OpenAI was founded by Musk and entrepreneur Sam Altman as a nonprofit in 2015, but is now looking to transition to for-profit, which Musk opposes for cybersecurity reasons.

“It’s time for OpenAI to return to the open-source, safety-focused force for good it once was,” Musk said in a statement on February 10, per Reuters.

Musk added, “We will make sure that happens.”

Musk sued OpenAI in February 2024 for breach of contract, breach of fiduciary duty, and unfair business practices. He complained that OpenAI had set its founding agreement “aflame.”

‘No thank you.’

The lawsuit stated that the company was founded to be a “non-profit developing [artificial general intelligence] for the benefit of humanity, not for a for-profit company seeking to maximize shareholder profits.”

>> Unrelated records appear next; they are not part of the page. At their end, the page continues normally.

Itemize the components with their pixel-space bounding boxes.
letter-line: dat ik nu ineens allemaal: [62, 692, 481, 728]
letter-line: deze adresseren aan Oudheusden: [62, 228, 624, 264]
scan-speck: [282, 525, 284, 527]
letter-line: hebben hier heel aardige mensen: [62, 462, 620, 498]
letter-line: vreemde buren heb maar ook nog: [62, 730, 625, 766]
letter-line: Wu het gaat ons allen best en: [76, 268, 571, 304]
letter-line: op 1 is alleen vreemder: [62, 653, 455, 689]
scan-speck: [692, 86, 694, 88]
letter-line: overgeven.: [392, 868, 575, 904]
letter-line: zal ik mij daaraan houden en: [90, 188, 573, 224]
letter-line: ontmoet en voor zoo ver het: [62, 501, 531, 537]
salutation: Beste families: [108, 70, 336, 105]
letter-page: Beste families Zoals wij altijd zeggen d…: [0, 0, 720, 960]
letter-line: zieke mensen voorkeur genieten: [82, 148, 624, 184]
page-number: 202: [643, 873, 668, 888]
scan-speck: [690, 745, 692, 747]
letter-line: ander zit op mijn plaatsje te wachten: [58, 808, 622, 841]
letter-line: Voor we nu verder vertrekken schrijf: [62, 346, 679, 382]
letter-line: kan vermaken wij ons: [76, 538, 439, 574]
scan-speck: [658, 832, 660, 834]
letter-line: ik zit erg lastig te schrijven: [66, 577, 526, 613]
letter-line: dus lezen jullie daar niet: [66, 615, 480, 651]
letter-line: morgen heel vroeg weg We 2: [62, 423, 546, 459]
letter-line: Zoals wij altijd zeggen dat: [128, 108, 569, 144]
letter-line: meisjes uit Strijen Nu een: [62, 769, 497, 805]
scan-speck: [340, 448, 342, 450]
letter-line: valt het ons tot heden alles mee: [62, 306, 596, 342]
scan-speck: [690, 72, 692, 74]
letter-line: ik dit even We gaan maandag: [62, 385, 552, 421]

The company was allegedly to be “open-source, balancing only countervailing safety considerations, and would not keep its technology closed and secret for proprietary commercial reasons,” the lawsuit also claimed.

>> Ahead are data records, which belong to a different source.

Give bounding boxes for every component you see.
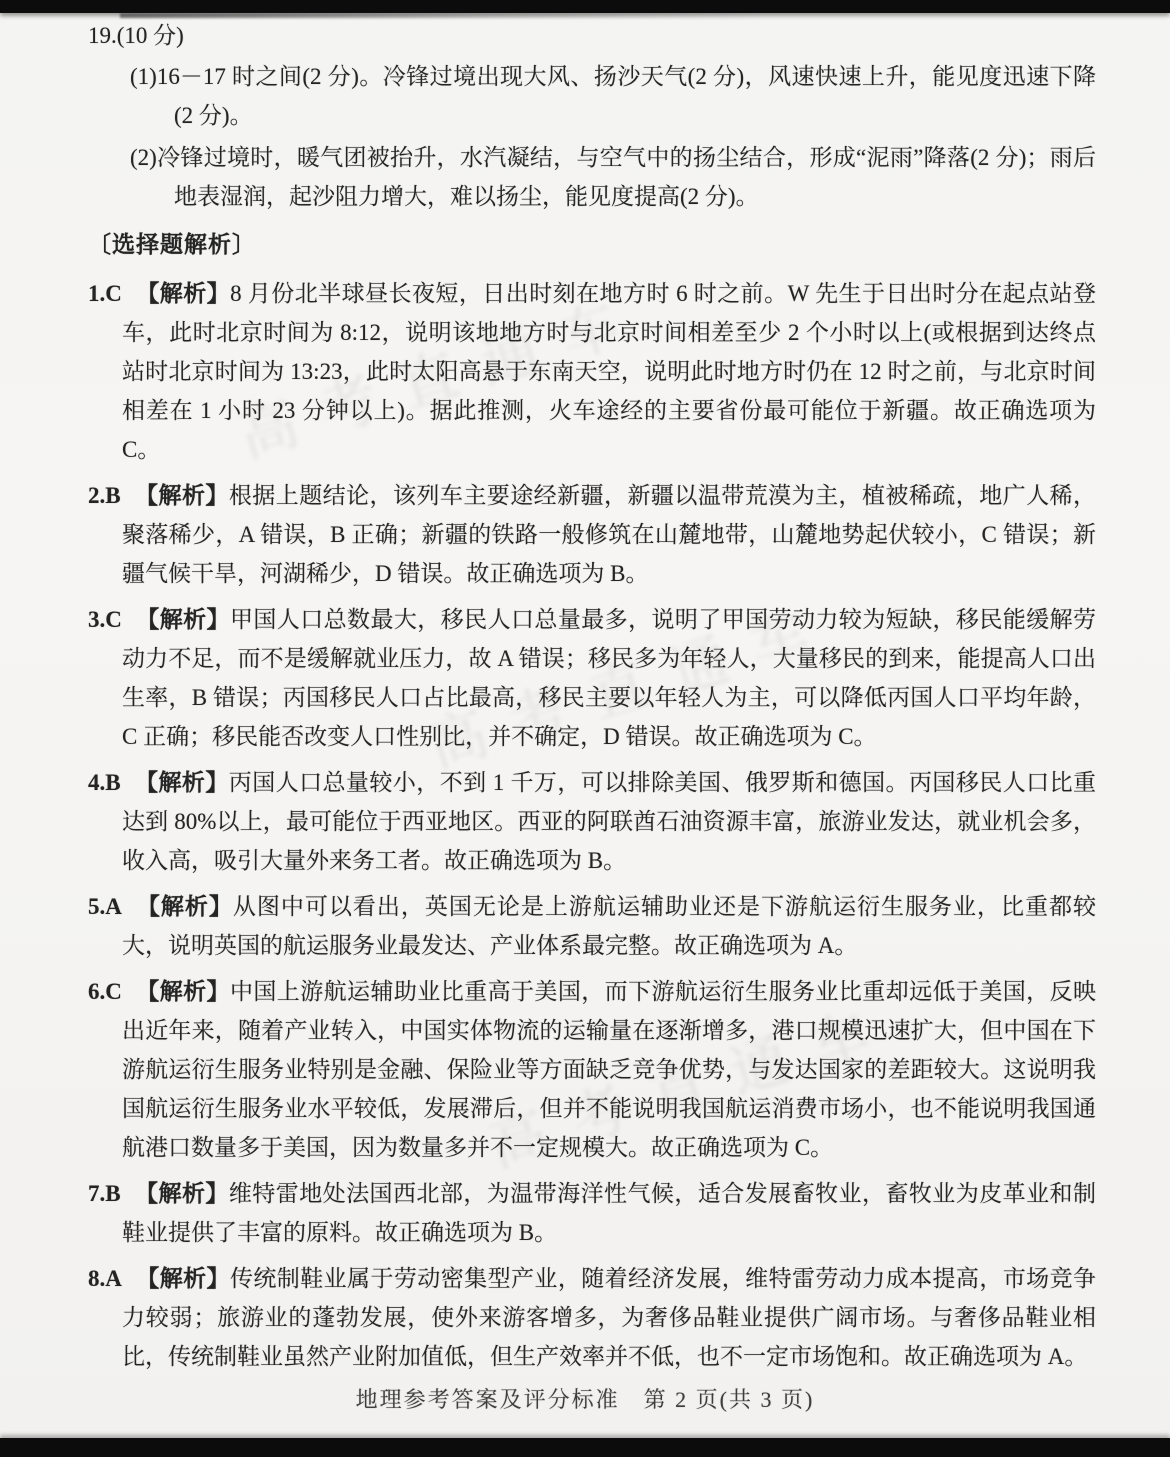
answer-text: 8 月份北半球昼长夜短，日出时刻在地方时 6 时之前。W 先生于日出时分在起点站… — [122, 281, 1096, 462]
answer-item-5: 5.A【解析】从图中可以看出，英国无论是上游航运辅助业还是下游航运衍生服务业，比… — [88, 887, 1096, 965]
answer-text: 维特雷地处法国西北部，为温带海洋性气候，适合发展畜牧业，畜牧业为皮革业和制鞋业提… — [122, 1181, 1096, 1245]
answer-number: 4.B — [88, 770, 121, 795]
answer-item-6: 6.C【解析】中国上游航运辅助业比重高于美国，而下游航运衍生服务业比重却远低于美… — [88, 972, 1096, 1167]
answer-text: 中国上游航运辅助业比重高于美国，而下游航运衍生服务业比重却远低于美国，反映出近年… — [122, 979, 1096, 1160]
question-19-heading: 19.(10 分) — [88, 16, 1096, 55]
answer-text: 根据上题结论，该列车主要途经新疆，新疆以温带荒漠为主，植被稀疏，地广人稀，聚落稀… — [122, 483, 1096, 586]
answer-text: 传统制鞋业属于劳动密集型产业，随着经济发展，维特雷劳动力成本提高，市场竞争力较弱… — [122, 1266, 1096, 1369]
answer-number: 7.B — [88, 1181, 121, 1206]
answer-item-4: 4.B【解析】丙国人口总量较小，不到 1 千万，可以排除美国、俄罗斯和德国。丙国… — [88, 763, 1096, 880]
answer-text: 从图中可以看出，英国无论是上游航运辅助业还是下游航运衍生服务业，比重都较大，说明… — [122, 894, 1096, 958]
answer-number: 8.A — [88, 1266, 122, 1291]
answer-item-2: 2.B【解析】根据上题结论，该列车主要途经新疆，新疆以温带荒漠为主，植被稀疏，地… — [88, 476, 1096, 593]
scanned-page: 高考直通车 高考直通车 高考直通车 19.(10 分) (1)16－17 时之间… — [0, 0, 1170, 1457]
answer-item-7: 7.B【解析】维特雷地处法国西北部，为温带海洋性气候，适合发展畜牧业，畜牧业为皮… — [88, 1174, 1096, 1252]
answer-item-8: 8.A【解析】传统制鞋业属于劳动密集型产业，随着经济发展，维特雷劳动力成本提高，… — [88, 1259, 1096, 1376]
analysis-tag: 【解析】 — [135, 482, 229, 508]
section-heading-choice-analysis: 〔选择题解析〕 — [88, 225, 1096, 264]
question-19-part-2: (2)冷锋过境时，暖气团被抬升，水汽凝结，与空气中的扬尘结合，形成“泥雨”降落(… — [130, 138, 1096, 216]
answer-number: 5.A — [88, 894, 122, 919]
answer-number: 1.C — [88, 281, 122, 306]
answer-text: 甲国人口总数最大，移民人口总量最多，说明了甲国劳动力较为短缺，移民能缓解劳动力不… — [122, 607, 1096, 749]
answer-number: 6.C — [88, 979, 122, 1004]
question-19-block: 19.(10 分) (1)16－17 时之间(2 分)。冷锋过境出现大风、扬沙天… — [88, 16, 1096, 216]
page-content: 19.(10 分) (1)16－17 时之间(2 分)。冷锋过境出现大风、扬沙天… — [0, 16, 1170, 1383]
answer-item-3: 3.C【解析】甲国人口总数最大，移民人口总量最多，说明了甲国劳动力较为短缺，移民… — [88, 600, 1096, 756]
page-footer: 地理参考答案及评分标准 第 2 页(共 3 页) — [0, 1383, 1170, 1414]
analysis-tag: 【解析】 — [136, 1265, 230, 1291]
answer-number: 3.C — [88, 607, 122, 632]
scan-edge-top — [0, 0, 1170, 13]
analysis-tag: 【解析】 — [136, 280, 230, 306]
analysis-tag: 【解析】 — [136, 978, 230, 1004]
answer-text: 丙国人口总量较小，不到 1 千万，可以排除美国、俄罗斯和德国。丙国移民人口比重达… — [122, 770, 1096, 873]
scan-edge-bottom — [0, 1438, 1170, 1457]
answer-item-1: 1.C【解析】8 月份北半球昼长夜短，日出时刻在地方时 6 时之前。W 先生于日… — [88, 274, 1096, 469]
answer-list: 1.C【解析】8 月份北半球昼长夜短，日出时刻在地方时 6 时之前。W 先生于日… — [88, 274, 1096, 1376]
analysis-tag: 【解析】 — [135, 769, 229, 795]
analysis-tag: 【解析】 — [135, 1180, 229, 1206]
analysis-tag: 【解析】 — [136, 893, 233, 919]
answer-number: 2.B — [88, 483, 121, 508]
analysis-tag: 【解析】 — [136, 606, 230, 632]
question-19-part-1: (1)16－17 时之间(2 分)。冷锋过境出现大风、扬沙天气(2 分)，风速快… — [130, 57, 1096, 135]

Musk ended up withdrawing the lawsuit in June 2024.

In response to Musk’s bid, Altman publicly posted, “No thank you,” to the offer, before adding, “but we will buy twitter for $9.74 billion if you want.”

OpenAI is behind the popular chatbot program ChatGPT, which allows users to ask the artificial intelligence complex questions or have it write content based on keywords and ideas.

Microsoft made a sizeable investment in OpenAI in 2023 to the tune of several billion, stating that the two companies share the same “values.”

Musk started his own competing AI company called xAI in 2023 and received a recent $6 billion injection from investors at a $40 billion valuation, according to Reuters. At the same time, OpenAI’s valuation is estimated to be $300 billion, according to PC Gamer.

The U.S. government plans on sinking a whopping $500 billion into the development of AI infrastructure, which Vice President JD Vance spoke about at a recent AI summit in Paris.

Vance declared American excellence in the space and told foreign representatives it would be financially unwise for them to develop AI alongside corrupt governments as opposed to the United States.

The vice president also made it clear that the United States would not work with any jurisdiction that seeks to use artificial intelligence to censor its citizens or attempts in any way to cordon off users who make statements that the government doesn’t approve of.

Vance added that the use of AI should empower the American worker, not replace him.